Тогда-то впервые за все время беседы разомкнул губы Мухаммед и произнес тихо и веско:

– Женщина, разве ты не знаешь, что все начинается с начала?

Как большинство африканцев, он не умел обращаться на "вы". В его родном языке, глухом и гортанном, не было предусмотрено такое "вы".

– Ребенок начинается с любви. Ты не любишь человека, от которого хочешь родить.

Ты слишком не в ладу с собой и с той жизнью, которой живешь, чтобы понести.

– Разве Сандре был приятен человек, от которого она – если вам верить – беременна?

– Другое дело! Хотя бы раз она была обязана его любить, даже против своего желания. Иначе она не смогла бы снять собственное заклятие.

– Почему же она не понесла от Факундо?

– Это тоже другое дело, – отвечал Мухаммед, улыбаясь мягко, едва заметно, – перед этим она была так избита, что потеряла связь с луной. Женщины хорошо понимают, что это значит. Она выздоровела, и она живет в ладу с самой собой, потому-то (ботому-то) так вышло. Ты, женщина, не так молода и не так здорова, чтобы на тебя подействовала щепотка порошка.

– Мне только тридцать, – возразила отчаянно донья Белен, услышав этот приговор.

– Ведь имеют детей женщины намного старше, чем я. Неужели у меня нет надежды?

Почему? Ни один врач – а я их много перевидала! – не сказал, что я бесплодна.

– Ты не бесплодна по природе, – подтвердил араб. – Но ты слишком измучена.

Твоя душа не знает радости, твое тело угнетено. Ребенок, родившийся от несчастной матери не может быть счастливым. Может, потому небо не дает тебе детей? Женщина, ты должна полюбить, иначе не будут иметь действия ни молитвы, ни травы. Не поможет ничто, если ты не будешь иметь радости в душе.

– Ах, не знаю! – вздохнула несчастная. – Мой муж такой человек, что трудно полюбить его от души. Тем более после стольких лет непрерывной войны… и еще если при этом, лежа в моей постели, он называет меня чужим именем.

– Это непременно должен быть ваш муж, сеньора? – осторожно спросила Обдулия.

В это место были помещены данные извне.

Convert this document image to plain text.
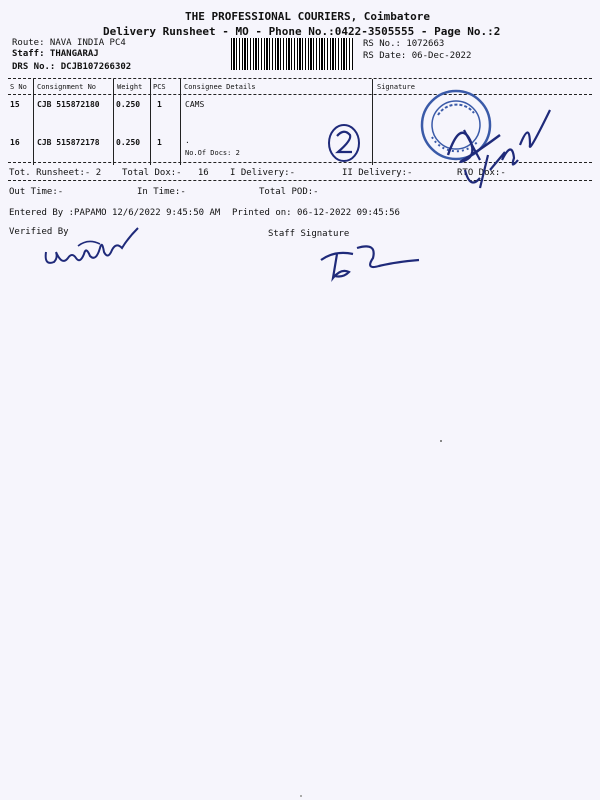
THE PROFESSIONAL COURIERS, Coimbatore
Delivery Runsheet - MO - Phone No.:0422-3505555 - Page No.:2
Route: NAVA INDIA PC4
Staff: THANGARAJ
DRS No.: DCJB107266302
RS No.: 1072663
RS Date: 06-Dec-2022
S No Consignment No	Weight PCS	Consignee Details	Signature
15 CJB 515872180 0.250 1	CAMS
16 CJB 515872178 0.250 1	.
No.Of Docs: 2
Tot. Runsheet:- 2 Total Dox:-   16 I Delivery:-	II Delivery:-	RTO Dox:-
Out Time:-	In Time:-	Total POD:-
Entered By :PAPAMO 12/6/2022 9:45:50 AM Printed on: 06-12-2022 09:45:56
Verified By	Staff Signature
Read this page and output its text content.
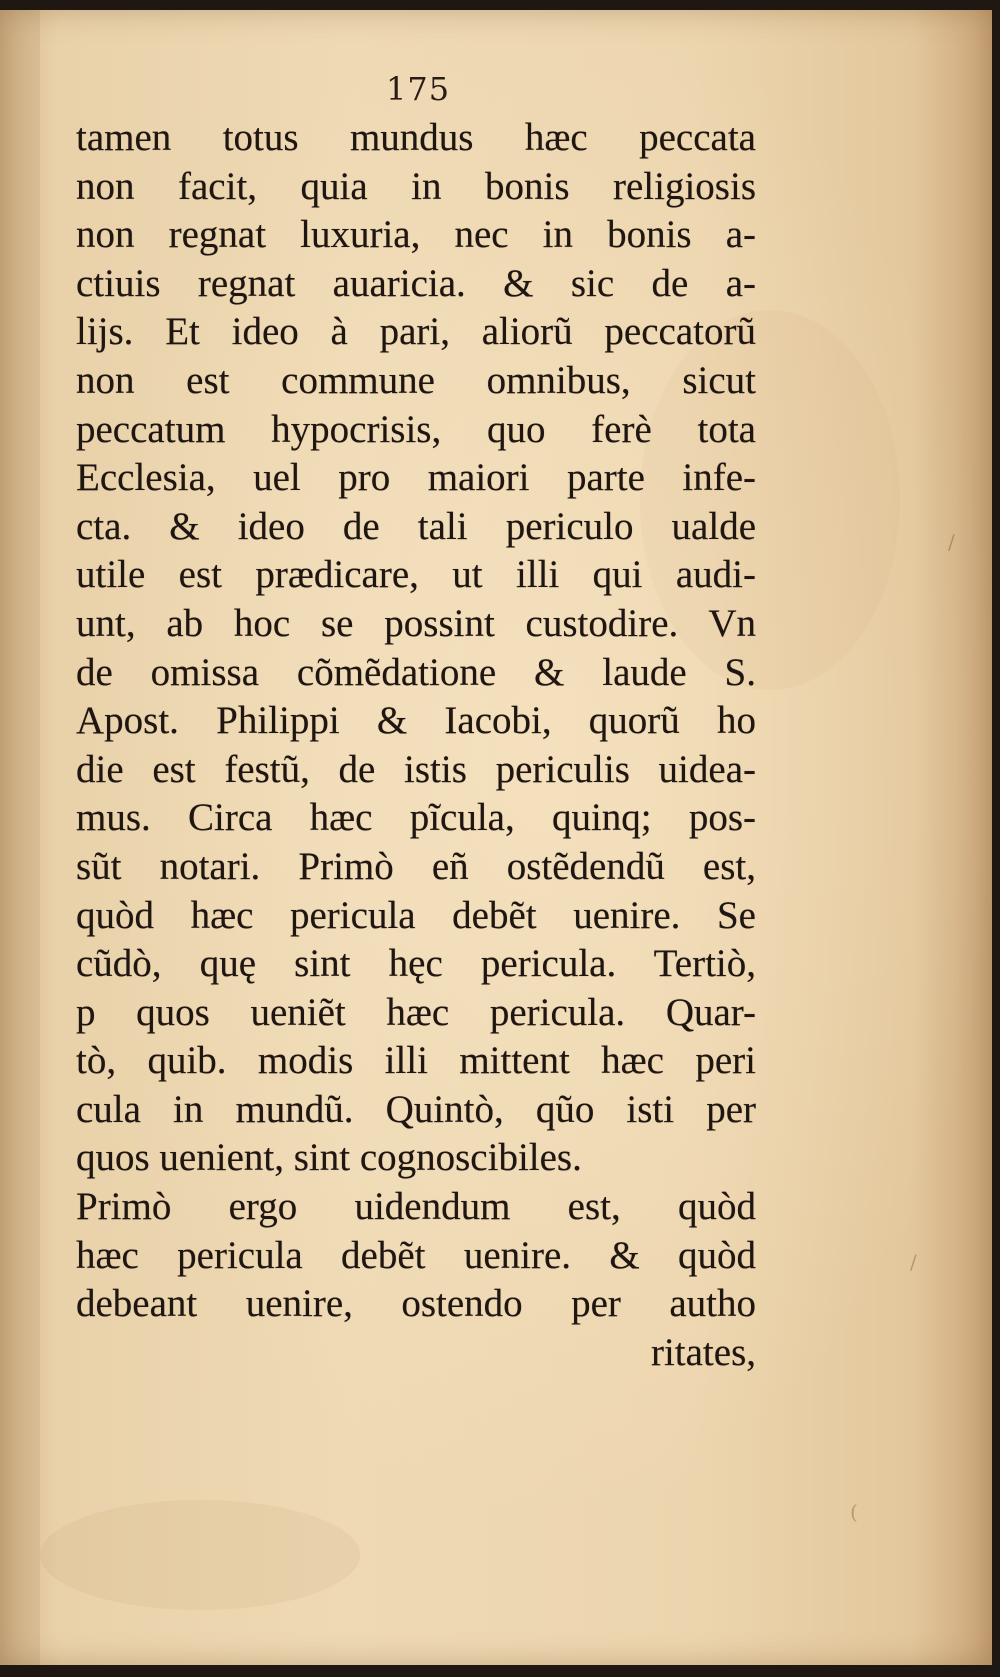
175
tamen totus mundus hæc peccata
non facit, quia in bonis religiosis
non regnat luxuria, nec in bonis a-
ctiuis regnat auaricia. & sic de a-
lijs. Et ideo à pari, aliorũ peccatorũ
non est commune omnibus, sicut
peccatum hypocrisis, quo ferè tota
Ecclesia, uel pro maiori parte infe-
cta. & ideo de tali periculo ualde
utile est prædicare, ut illi qui audi-
unt, ab hoc se possint custodire. Vn
de omissa cõmẽdatione & laude S.
Apost. Philippi & Iacobi, quorũ ho
die est festũ, de istis periculis uidea-
mus. Circa hæc pĩcula, quinq; pos-
sũt notari. Primò eñ ostẽdendũ est,
quòd hæc pericula debẽt uenire. Se
cũdò, quę sint hęc pericula. Tertiò,
p quos ueniẽt hæc pericula. Quar-
tò, quib. modis illi mittent hæc peri
cula in mundũ. Quintò, qũo isti per
quos uenient, sint cognoscibiles.
Primò ergo uidendum est, quòd
hæc pericula debẽt uenire. & quòd
debeant uenire, ostendo per autho
ritates,
/
/
(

– О боже, негры, до чего же вы бестолковы! Я могу сказать все, что угодно, но я остаюсь порядочной женщиной. Это единственное, что еще меня утешает в этой жизни.

– Женщина, ты нетерпелива, – заметил Мухаммед, и сеньора тотчас же повернулась к нему. – Нетерпение тебе вредит.

Подожди еще год. Укрепи свое тело, успокой свою душу. Вдруг небо пошлет тебе нечаянную радость? А я подберу нужные снадобья.